Thursday concluded with an exploration of the self world of marine mammals led by Clark. Clark combined scientific research and audio of the magnitude and diversity of whale calls to immerse the audience into the auditory world of whales.

“The world of the marine mammal is one where your ears, not your eyes, are the passageways to your consciousness,” Clark said.

Clark also explained how better understanding of the self-world of the whale can help determine what is detrimental to its survival. Clark used acoustic maps to demonstrate the affects that the sound pollution from ships and oil-prospect companies has on the oceans.

The auditory world that whales depend on has been dramatically reduced due to the impact of humans. Clark and others are working to legally regulate this and other forms of pollution harmful to animals and nature.

Friday, Fogel examined the self worlds of intelligent machines and compared these self worlds to those of human and non-human animals. This included a chess playing machine that Fogel helped create. This machine is able to make its own decisions without help, but instead by weighing the advantages and disadvantages of a decision.

“Since an animal doesn’t need to be aware of its self world to have one, it is possible for a machine to have a self world,” Purdy said. “It is interesting to think of how this perspective of machines can affect later research.”

Fogel explains that the umwelt of an intelligent machine, such as one that plays chess, consist of computing, exploring and collecting ideas and applying what it has learned from the surrounding environment.
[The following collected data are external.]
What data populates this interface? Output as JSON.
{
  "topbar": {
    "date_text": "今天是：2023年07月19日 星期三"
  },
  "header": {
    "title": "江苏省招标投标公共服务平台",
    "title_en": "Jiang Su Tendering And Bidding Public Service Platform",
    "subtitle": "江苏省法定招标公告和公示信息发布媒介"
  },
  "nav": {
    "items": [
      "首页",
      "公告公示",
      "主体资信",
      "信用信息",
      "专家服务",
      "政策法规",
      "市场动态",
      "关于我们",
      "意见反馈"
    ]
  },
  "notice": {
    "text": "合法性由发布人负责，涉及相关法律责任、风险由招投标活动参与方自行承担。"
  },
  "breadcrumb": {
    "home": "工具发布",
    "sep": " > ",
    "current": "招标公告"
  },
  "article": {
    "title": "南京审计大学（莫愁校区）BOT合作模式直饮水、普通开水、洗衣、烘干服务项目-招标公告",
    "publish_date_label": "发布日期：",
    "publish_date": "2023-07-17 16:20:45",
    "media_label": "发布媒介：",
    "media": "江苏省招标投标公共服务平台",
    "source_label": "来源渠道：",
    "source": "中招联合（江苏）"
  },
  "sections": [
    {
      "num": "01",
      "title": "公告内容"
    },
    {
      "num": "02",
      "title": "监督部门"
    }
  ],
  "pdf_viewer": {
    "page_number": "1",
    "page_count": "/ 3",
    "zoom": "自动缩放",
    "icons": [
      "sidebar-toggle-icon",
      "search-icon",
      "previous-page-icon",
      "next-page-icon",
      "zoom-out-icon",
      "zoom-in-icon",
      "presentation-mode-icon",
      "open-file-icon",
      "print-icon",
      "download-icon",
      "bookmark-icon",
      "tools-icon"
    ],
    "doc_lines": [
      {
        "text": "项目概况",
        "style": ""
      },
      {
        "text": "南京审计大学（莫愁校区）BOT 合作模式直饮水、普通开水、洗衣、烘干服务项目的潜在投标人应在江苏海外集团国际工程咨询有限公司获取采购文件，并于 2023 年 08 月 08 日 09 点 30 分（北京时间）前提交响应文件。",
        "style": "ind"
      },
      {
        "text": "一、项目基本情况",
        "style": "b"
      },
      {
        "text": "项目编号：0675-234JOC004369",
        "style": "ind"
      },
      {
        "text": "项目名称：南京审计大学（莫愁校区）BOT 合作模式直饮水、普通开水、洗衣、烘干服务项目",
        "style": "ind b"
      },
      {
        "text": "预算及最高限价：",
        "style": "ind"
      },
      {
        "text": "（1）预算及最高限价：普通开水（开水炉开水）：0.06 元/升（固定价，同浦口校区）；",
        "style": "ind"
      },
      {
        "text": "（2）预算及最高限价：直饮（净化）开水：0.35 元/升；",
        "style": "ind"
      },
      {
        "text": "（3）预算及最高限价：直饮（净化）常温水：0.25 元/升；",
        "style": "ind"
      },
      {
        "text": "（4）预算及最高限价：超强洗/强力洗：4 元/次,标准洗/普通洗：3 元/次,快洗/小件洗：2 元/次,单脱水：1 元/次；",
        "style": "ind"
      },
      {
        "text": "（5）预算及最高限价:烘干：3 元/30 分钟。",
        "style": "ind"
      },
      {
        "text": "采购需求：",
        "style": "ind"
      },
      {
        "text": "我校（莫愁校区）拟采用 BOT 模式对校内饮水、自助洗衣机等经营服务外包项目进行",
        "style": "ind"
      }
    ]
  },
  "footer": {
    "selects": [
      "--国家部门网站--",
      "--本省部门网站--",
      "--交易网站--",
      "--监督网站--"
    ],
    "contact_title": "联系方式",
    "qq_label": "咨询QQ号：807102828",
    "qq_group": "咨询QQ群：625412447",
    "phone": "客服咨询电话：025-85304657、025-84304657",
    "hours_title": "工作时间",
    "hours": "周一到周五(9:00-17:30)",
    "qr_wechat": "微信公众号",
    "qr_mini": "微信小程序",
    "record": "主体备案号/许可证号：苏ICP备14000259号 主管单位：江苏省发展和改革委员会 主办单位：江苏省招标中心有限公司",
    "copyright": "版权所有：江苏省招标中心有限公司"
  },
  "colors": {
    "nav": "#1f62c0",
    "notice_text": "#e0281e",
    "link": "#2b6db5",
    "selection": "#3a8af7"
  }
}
“This year’s Brown Symposium was truly integrative and embodied the idea of a well rounded educational,” Shelton said. “The symposium had mathematics and physics, intertwined with art, literature, history, biology, neuroscience, environmental policy and geography.”

The Brown Symposium ended with a panel discussion. Ackerman and Gazzaniga were not able to join the panel Friday, but, in addition to Clark and Fogel, William Timberlake, animal behaviorist and professor of psychology at Indiana University, joined the panel. The panel answered questions asked by members of the audience. The speakers and organizers of the Brown Symposium appreciate the attendants that made up the audience.

After the Brown Symposium on Thursday, the Fine Art Gallery of the Sarofim School of Fine Arts hosted guest lecturer Rudy Pozzatti and held a reception.
Pozzatti, distinguished professor of fine arts at Indiana University, introduced and discussed his work, “The Bestiary of Bishop Theobaldus” and “Darwin’s Bestiary,” which had been featured in the Fine Art Gallery this semester.

Poems by Philip Appleman, Pozzatti’s colleague at the Fine Art department of Indiana University, accompanied Pozzatti’s lithographs. During the Brown Symposium and the following exhibit reception, it was announced that Pozzatti was donating the bestiaries to Southwestern University.

The Smith Library Center had two exhibits to coordinate with this year’s Brown Symposium. One exhibit is in the foyer and contains bestiaries similar to those in the Fine Arts Gallery. The other exhibit contains several works written by the speakers of this year’s Brown Symposium, as well as works related to the theme of the Brown Symposium. This includes von Uexkull’s work about interpreting the umwelt of other creatures that served as the inspiration for this Brown Symposium.